The controversial Isla Riesco coal-mining project in the extreme south of Chile took another step forward last Friday when a high-level government commission gave final approval to the first of five mines, Mina Invierno.
Isla Riesco, located in far southern Chile near Punta Arenas, represents a 530 million dollars investment by the companies Copec and Ultramar to build five mines and a port. The project is expected to extract six million tons of coal each year for between 12 and 25 years. Most of the coal is expected to go towards thermoelectric power plants.
When fully operational, Isla Riesco is expected to supply 30% of Chile’s demand for coal, according to El Mercurio.
Opponents fear that mining will directly and negatively affect the local environment and that burning the relatively low-quality coal from the Isla Riesco Island will commit Chile to 25 years of “dirty energy” at a time of growing concern about climate change.
The commission, composed of the Chilean environment, health, economy, mining and agriculture ministers, voted to approve the project with several stipulations to protect the local environment.
According to El Mercurio, the company will be responsible for the planning and cost of later environmental restoration under the Mine Closure Law.
Other stipulations require the company to monitor pollution from the mine and to minimize the effect of the mine on local flora and fauna, such as the endangered huemul, one of Chile’s two national animals. In addition, the company is prohibited from depleting a nearby lagoon until a study determines the possible impact on local birds.
According to Minister of the Environment María Ignacia Benítez, chair of the commission, the Superintendent of the Environment will be monitoring Isla Riesco in order to make sure that the company complies with the stipulations.

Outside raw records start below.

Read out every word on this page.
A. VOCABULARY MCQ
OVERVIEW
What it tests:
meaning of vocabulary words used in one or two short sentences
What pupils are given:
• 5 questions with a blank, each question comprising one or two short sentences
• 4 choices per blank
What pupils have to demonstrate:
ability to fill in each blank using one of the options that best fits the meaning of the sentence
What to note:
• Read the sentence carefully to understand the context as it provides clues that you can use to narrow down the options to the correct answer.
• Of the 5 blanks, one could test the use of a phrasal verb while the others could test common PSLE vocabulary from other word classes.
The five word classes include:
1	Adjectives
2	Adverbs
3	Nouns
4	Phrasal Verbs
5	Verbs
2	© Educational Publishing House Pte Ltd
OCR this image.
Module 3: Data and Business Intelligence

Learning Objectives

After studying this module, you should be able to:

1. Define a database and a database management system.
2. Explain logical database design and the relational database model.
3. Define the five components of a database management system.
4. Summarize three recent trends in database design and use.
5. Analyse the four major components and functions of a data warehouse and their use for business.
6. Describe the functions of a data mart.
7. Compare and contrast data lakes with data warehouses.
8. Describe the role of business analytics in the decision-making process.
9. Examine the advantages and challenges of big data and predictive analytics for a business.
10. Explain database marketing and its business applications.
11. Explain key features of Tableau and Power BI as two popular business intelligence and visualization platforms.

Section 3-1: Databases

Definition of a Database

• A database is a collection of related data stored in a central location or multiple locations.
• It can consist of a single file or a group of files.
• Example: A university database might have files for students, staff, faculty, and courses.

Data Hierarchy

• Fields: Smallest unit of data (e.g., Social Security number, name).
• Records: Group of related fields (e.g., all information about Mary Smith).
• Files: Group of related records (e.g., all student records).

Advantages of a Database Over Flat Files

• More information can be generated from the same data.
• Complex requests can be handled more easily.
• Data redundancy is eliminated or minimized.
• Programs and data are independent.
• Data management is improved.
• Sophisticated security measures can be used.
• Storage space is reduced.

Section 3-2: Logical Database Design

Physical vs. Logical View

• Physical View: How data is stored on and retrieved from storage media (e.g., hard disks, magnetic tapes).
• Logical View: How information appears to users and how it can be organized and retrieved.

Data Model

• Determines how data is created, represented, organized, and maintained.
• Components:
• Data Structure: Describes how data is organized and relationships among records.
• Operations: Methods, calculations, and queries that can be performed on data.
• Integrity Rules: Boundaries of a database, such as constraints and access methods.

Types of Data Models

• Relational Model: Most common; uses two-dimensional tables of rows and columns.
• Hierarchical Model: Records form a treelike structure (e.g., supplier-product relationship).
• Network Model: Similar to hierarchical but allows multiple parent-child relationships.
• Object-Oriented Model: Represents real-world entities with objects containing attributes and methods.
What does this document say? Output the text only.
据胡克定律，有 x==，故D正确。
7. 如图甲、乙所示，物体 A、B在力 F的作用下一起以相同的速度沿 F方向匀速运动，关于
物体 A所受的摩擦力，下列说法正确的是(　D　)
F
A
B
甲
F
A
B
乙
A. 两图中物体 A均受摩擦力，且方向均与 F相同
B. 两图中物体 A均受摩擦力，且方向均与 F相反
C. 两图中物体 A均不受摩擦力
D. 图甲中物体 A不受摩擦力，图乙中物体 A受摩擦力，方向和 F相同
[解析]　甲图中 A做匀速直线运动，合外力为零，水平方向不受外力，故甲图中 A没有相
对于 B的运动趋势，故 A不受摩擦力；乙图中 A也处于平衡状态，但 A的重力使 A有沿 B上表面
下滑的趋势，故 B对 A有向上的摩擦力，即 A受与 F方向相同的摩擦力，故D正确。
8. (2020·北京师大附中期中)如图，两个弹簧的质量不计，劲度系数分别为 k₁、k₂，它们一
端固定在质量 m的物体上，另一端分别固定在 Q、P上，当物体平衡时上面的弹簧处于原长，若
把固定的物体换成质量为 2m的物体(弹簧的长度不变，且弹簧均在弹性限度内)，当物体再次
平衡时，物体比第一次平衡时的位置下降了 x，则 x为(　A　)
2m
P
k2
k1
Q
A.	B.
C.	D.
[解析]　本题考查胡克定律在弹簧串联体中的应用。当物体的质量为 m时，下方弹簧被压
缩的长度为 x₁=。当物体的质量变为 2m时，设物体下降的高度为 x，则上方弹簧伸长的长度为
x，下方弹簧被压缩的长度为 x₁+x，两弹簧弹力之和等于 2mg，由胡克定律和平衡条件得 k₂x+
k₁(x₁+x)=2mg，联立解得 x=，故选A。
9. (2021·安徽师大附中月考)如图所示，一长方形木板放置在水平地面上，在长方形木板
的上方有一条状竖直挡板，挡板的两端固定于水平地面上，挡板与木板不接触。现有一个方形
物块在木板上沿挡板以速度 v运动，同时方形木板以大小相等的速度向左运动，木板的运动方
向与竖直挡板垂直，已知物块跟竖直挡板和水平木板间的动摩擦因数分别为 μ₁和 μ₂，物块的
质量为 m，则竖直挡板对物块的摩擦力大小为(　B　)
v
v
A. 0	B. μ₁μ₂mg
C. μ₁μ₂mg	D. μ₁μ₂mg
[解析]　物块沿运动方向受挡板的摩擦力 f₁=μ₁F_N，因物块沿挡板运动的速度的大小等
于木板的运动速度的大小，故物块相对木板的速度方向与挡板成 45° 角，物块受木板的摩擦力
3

But for some these measures are not enough. “What the government has done is green-light the destruction of a natural habitat, unique in the world, where vulnerable species like the huemul, the puma and the condor live,” opposition politician Dep. Carolina Goic told local media.
Dep. Enrique Accorsi, another opposition member, said the approval of Mina Invierno demonstrates the need to reform the environmental approval system. “Our evaluation system is imperfect, because 99.9 percent of the submitted projects are approved,” Accorsi told El Mercurio
The council of ministers’ ruling confirmed a February decision by local authorities (all appointed by Santiago) to approve the project. However, neither ruling tackles the broader problem of coal-based energy.
Sara Larraín, director of environmental NGO Chile Sustenable, told local media, “Isla Riesco supports Chile’s tendency towards coal, which would mean a 360% increase in carbon emissions”.
Coal burning power plants produce more carbon dioxide than alternatives like hydroelectricity or natural gas. Still, 59% of power generation currently under construction in Chile is coal-based, according to figures from the National Energy Commission (CNE). Chile is already the third largest CO2 emissions polluter (per capita) in South America.
On the political front, members of the opposition Concertaciòn coalition allege that Minera Isla Riesco is yet another example of a conflict of interest for billionaire businessman, Chilean President Sebastián Piñera.
President Piñera holds almost 800,000 shares of stock in Copec, making him one of the largest investors in one of the two companies behind the Minera Isla Riesco project.
Although the stock is held in a blind trust for the duration of his presidency, Dep. Accorsi explained that after Mina Invierno was approved by the environmental authority in February the stock price of Copec rose, earning a 5 million dollars profit for the President.
Chile’s Comptroller General rejected accusations of a conflict of interest in Friday’s council decision. According to La Tercera, opponents plan to appeal the council decision to Chile’s Supreme Court.